The inquest heard that days before he died, the boy had smuggled meth into the juvenile detention centre in Saskatoon where he’d been held, Kilburn Hall Youth Centre. Silva said that the teen admitted to her that he had done a couple grams of meth; less than 30 minutes later, he was overdosing. (Other testimony at the inquest indicated that video footage showed the teenager doing drugs while in custody.)

“He was agitated, he was pacing… He right away said, 'Ang, you have to believe me, I'm overdosing, I took too much,’” she said.

Silva said that, based on advice from a nurse over the phone and belief that the teen was just going through withdrawal, supervisors refused to call for emergency medical response.

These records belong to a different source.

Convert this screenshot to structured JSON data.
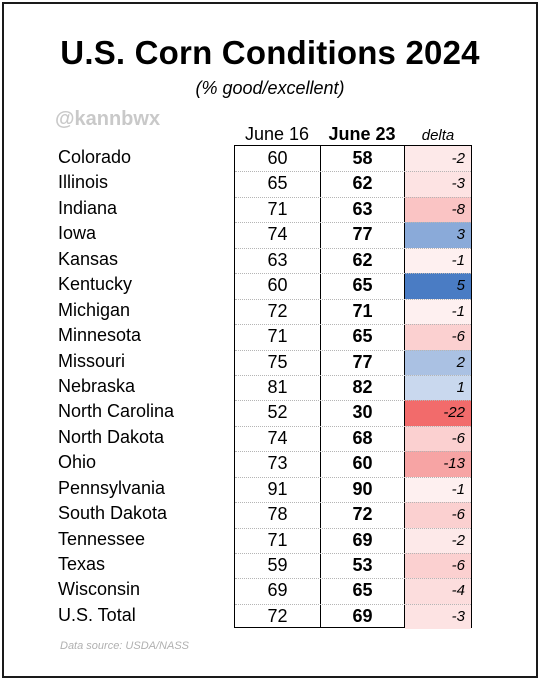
{
  "colors": {
    "negative": "#f26b6b",
    "positive": "#4a7cc4",
    "neutral": "#ffffff"
  },
  "chart_data": {
    "type": "table",
    "title": "U.S. Corn Conditions 2024",
    "subtitle": "(% good/excellent)",
    "handle": "@kannbwx",
    "source": "Data source: USDA/NASS",
    "columns": [
      "June 16",
      "June 23",
      "delta"
    ],
    "rows": [
      {
        "state": "Colorado",
        "june16": "60",
        "june23": "58",
        "delta": "-2"
      },
      {
        "state": "Illinois",
        "june16": "65",
        "june23": "62",
        "delta": "-3"
      },
      {
        "state": "Indiana",
        "june16": "71",
        "june23": "63",
        "delta": "-8"
      },
      {
        "state": "Iowa",
        "june16": "74",
        "june23": "77",
        "delta": "3"
      },
      {
        "state": "Kansas",
        "june16": "63",
        "june23": "62",
        "delta": "-1"
      },
      {
        "state": "Kentucky",
        "june16": "60",
        "june23": "65",
        "delta": "5"
      },
      {
        "state": "Michigan",
        "june16": "72",
        "june23": "71",
        "delta": "-1"
      },
      {
        "state": "Minnesota",
        "june16": "71",
        "june23": "65",
        "delta": "-6"
      },
      {
        "state": "Missouri",
        "june16": "75",
        "june23": "77",
        "delta": "2"
      },
      {
        "state": "Nebraska",
        "june16": "81",
        "june23": "82",
        "delta": "1"
      },
      {
        "state": "North Carolina",
        "june16": "52",
        "june23": "30",
        "delta": "-22"
      },
      {
        "state": "North Dakota",
        "june16": "74",
        "june23": "68",
        "delta": "-6"
      },
      {
        "state": "Ohio",
        "june16": "73",
        "june23": "60",
        "delta": "-13"
      },
      {
        "state": "Pennsylvania",
        "june16": "91",
        "june23": "90",
        "delta": "-1"
      },
      {
        "state": "South Dakota",
        "june16": "78",
        "june23": "72",
        "delta": "-6"
      },
      {
        "state": "Tennessee",
        "june16": "71",
        "june23": "69",
        "delta": "-2"
      },
      {
        "state": "Texas",
        "june16": "59",
        "june23": "53",
        "delta": "-6"
      },
      {
        "state": "Wisconsin",
        "june16": "69",
        "june23": "65",
        "delta": "-4"
      },
      {
        "state": "U.S. Total",
        "june16": "72",
        "june23": "69",
        "delta": "-3"
      }
    ]
  }
}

Supervisor Dale Larocque said that he didn’t have training that would make him capable of identifying an OD.

"Based on what the nurse told us and based on what I was seeing, I wasn't keen on sending anybody into the room… He wasn't articulating to me anything that would indicate he was having an overdose,” Larocque said.

Larocque testified that the teenager appeared to be withdrawing from "heavy drug use,” noting how the teen was scratching his arms.

During the inquest, Silva said she regretted not calling an ambulance by herself. According to other information presented to the coroner, one of the other workers did so without supervisor permission.

"Their freedoms are taken away, but their human rights should not be,” Silva said. I feel like he was failed that night.”

Jury recommendations are expected to come out this afternoon.